Observing and braiding topological Majorana modes on programmable quantum simulators

Electrons are indivisible elementary particles, yet paradoxically a collection of them can act as a fraction of a single electron, exhibiting exotic and useful properties. One such collective excitation, known as a topological Majorana mode, is naturally stable against perturbations, such as unwanted local noise, and can thereby robustly store quantum information. As such, Majorana modes serve as the basic primitive of topological quantum computing, providing resilience to errors. However, their demonstration on quantum hardware has remained elusive. Here, we demonstrate a verifiable identification and braiding of topological Majorana modes using a superconducting quantum processor as a quantum simulator.

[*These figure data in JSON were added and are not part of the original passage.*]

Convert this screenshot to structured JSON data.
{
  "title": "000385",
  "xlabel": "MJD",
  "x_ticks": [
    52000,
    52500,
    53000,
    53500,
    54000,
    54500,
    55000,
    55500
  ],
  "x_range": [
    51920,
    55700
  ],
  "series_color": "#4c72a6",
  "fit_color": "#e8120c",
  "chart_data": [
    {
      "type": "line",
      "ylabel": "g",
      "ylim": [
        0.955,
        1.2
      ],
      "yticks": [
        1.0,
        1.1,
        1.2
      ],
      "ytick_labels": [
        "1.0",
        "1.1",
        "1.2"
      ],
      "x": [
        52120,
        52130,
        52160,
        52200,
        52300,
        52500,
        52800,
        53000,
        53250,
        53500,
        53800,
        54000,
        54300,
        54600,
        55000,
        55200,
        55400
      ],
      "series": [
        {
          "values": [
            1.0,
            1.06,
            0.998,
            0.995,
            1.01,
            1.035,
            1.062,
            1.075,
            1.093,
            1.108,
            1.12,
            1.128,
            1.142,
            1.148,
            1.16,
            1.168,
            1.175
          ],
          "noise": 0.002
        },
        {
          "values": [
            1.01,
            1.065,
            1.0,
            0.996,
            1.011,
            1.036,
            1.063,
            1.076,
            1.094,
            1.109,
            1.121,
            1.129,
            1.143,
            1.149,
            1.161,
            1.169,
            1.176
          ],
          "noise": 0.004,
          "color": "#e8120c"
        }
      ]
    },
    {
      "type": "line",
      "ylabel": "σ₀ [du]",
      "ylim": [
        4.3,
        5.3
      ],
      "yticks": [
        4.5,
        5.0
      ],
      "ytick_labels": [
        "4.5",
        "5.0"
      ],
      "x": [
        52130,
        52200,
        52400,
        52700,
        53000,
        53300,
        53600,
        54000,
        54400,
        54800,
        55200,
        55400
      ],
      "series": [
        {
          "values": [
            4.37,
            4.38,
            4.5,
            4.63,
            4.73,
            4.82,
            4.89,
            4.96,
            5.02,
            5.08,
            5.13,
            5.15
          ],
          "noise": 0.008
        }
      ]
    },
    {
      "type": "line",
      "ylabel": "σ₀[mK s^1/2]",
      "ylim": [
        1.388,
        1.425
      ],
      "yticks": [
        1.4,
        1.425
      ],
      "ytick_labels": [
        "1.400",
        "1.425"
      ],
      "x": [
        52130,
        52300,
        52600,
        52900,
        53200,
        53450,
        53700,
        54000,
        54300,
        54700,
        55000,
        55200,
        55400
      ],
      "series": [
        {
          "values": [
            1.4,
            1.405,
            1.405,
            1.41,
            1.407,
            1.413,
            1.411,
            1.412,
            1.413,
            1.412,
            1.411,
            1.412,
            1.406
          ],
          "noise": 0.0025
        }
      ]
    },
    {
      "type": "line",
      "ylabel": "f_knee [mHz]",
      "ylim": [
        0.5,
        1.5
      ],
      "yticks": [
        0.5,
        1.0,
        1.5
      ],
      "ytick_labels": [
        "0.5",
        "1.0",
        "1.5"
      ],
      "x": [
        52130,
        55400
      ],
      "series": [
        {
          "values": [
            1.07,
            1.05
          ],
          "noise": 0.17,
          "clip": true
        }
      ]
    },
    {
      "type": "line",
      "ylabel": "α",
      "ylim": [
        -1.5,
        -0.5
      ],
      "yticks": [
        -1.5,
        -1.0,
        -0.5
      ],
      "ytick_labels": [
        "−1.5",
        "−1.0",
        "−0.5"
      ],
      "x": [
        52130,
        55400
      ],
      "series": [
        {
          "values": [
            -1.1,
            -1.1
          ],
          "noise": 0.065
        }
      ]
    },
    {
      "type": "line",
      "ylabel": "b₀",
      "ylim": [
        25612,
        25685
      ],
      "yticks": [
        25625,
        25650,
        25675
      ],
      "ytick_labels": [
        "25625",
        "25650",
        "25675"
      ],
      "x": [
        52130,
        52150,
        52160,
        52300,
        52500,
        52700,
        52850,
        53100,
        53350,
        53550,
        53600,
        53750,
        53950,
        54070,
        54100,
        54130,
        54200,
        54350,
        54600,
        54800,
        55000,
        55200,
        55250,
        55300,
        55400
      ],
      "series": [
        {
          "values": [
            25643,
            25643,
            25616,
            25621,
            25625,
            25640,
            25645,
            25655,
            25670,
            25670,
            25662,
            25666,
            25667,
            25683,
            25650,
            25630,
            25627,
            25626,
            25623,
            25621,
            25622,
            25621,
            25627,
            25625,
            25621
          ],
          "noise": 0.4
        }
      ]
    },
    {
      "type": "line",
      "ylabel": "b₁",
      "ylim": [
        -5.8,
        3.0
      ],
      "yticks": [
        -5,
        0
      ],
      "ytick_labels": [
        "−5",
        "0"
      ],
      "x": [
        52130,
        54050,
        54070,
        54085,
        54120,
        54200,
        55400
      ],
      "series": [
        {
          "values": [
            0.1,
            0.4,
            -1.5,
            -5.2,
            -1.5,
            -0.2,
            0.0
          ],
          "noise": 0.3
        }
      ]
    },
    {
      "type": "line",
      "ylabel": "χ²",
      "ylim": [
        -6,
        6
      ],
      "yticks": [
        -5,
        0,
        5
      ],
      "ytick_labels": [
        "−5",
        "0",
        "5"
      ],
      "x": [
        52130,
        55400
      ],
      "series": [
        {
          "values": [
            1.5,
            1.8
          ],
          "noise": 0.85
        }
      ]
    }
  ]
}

By simulating fermions on a one-dimensional lattice subject to a periodic drive, we confirm the existence of Majorana modes localized at the edges, and distinguish them from other trivial modes. To simulate a basic logical operation of topological quantum computing known as braiding, we propose a non-adiabatic technique, whose implementation reveals correct braiding statistics in our experiments. This work could further be used to study topological models of matter using circuit-based simulations, and shows that long-sought quantum phenomena can be realized by anyone in cloud-run quantum simulations, whereby accelerating fundamental discoveries in quantum science and technology. Superconducting quantum simulators are promising platforms for simulations of quantum many-body systems. Here the authors simulate a periodically driven 1D quantum spin model hosting Majorana zero modes on a superconducting qubit processor and propose new protocols for their detection and braiding.